“Be yourself” seems insufficient at times like this. I know from my experience with integration that it takes a long time to own your identity. In an all-black elementary school in Cleveland, I carried around a dogeared copy of “A Little Princess” and listened to Bach on my transistor radio. Nobody paid attention. When my family moved to Shaker Heights, an affluent suburb known for its successfully integrated schools, I encountered the war over who was authentically black. I had hoped that when I raised my own children there wouldn’t be any more litmus tests, that a healthy black identity could come in many styles. But the impulse to pigeonhole each other endures.
As I considered what to say to Spenser, I recalled my own struggles over my accent. In seventh grade, I was rehearsing a play after school when a group of black girls passed by. “You talk like a honky,” their leader said. “You must think you’re white.” In the corner of my eye, I could see her bright yellow radio, shaped like a tennis ball, swinging like a mace. A phrase I’d found intriguing flashed through my mind: “The best defense is a good offense.” I stepped forward and slapped her hard.
I was suspended for that fight, but I felt I deserved a medal. My true reward came later, when I heard two girls talking about me in the hallway. “I heard she’s an oreo,” one said. “Don’t let her hear you say that,” the other replied, " ‘cause she’ll kick your butt!"
I hesitate to tell Spenser to be himself because I know it’s not that simple. From integration, I learned that you have to fight for the right to be yourself, and often, your opponents have the same color skin as you. My sons will discover, as I did, that you can feign a black accent, but your loyalty will continue to be tested as long as you allow it.
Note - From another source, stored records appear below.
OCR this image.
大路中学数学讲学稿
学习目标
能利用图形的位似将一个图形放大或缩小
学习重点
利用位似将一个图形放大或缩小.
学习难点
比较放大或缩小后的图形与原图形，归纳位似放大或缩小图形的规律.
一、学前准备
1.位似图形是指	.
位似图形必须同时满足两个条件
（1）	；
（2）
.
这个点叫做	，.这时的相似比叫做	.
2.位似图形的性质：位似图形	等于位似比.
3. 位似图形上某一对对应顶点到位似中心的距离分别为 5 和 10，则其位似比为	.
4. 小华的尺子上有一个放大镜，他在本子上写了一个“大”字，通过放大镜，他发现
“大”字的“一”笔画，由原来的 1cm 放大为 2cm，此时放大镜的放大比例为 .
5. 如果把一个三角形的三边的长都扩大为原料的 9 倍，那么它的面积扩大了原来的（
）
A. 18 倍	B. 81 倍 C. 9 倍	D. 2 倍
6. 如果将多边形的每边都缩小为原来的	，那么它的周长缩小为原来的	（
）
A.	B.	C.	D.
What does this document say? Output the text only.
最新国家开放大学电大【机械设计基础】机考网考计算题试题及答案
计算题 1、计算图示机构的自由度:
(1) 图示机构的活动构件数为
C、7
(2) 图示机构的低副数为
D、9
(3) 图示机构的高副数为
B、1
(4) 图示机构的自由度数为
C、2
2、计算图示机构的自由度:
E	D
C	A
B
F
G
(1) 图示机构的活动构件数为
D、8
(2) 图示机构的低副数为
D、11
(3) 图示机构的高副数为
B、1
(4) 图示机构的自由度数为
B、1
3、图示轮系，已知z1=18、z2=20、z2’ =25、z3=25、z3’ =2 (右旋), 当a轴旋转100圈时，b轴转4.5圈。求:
In high school, I enhanced my reputation as an “oreo” by participating in activities that most black students didn’t: advanced-placement classes, the school newspaper and the debate team. Mostly, I enjoyed being different. It put me in a unique position to challenge the casually racist assumptions of my liberal classmates. I remember a question posed by my social-studies teacher, “How many of you grew up addressing your black housekeepers by their first names?” Many students raised their hands. “And how many of you addressed white adults that way?” The hands went down. One girl moaned: “That’s not racist. Everybody does that.”
“We never addressed our housekeeper that way,” I said. In the silence that followed, I could feel myself being reassessed. I’d challenged my classmate on the fairness of a privilege she had, like many whites, taken completely for granted. I had defied the unspoken understanding of how blacks in white settings are supposed to be: transparent and accommodating.
If black students inflicted upon each other a rigid code of “blackness,” liberal whites assumed that the blacks in their midst would not dispute their right-mindedness. Being myself, I found, could be lonely. In high school, I grew weary of walking the tightrope between black and white.
By college, I was eating regularly at the controversial “black tables” of Harvard’s Freshman Union. I talked black, walked black and dated black men. My boyfriend, an Andover graduate, commented on my transformation by saying that I had never been an oreo; I was really a “closet militant.” I laughed at the phrase; it had an element of truth. I had learned that people–black or white–tend to demonize what they don’t understand and can’t control. So I sometimes hid the anger, ambition and self-confidence that provoked their fear. Integration taught me to have two faces: one that can get along with anybody and one that distrusts everybody.
I’ve seen both sides, now. I’ve “hung” white and I’ve “hung” black, and been stereotyped by both groups. I choose integration for my children, not out of idealism, but a pragmatic assessment of what it takes to grow up. When it comes to being yourself–and finding out who that person is–you’re on your own. Experimentation is a prerequisite, trying on various accents and dress styles, mandatory. Diversity is the best laboratory for building individuality.
I am about to explain this to Spenser, when I see him change, like quicksilver, into someone else. Playfully, he stretches his arm out toward my face, turns his gap-toothed smile in the opposite direction and, in a tone as maddening as it is endearing, he says, “Mom, talk to the hand.”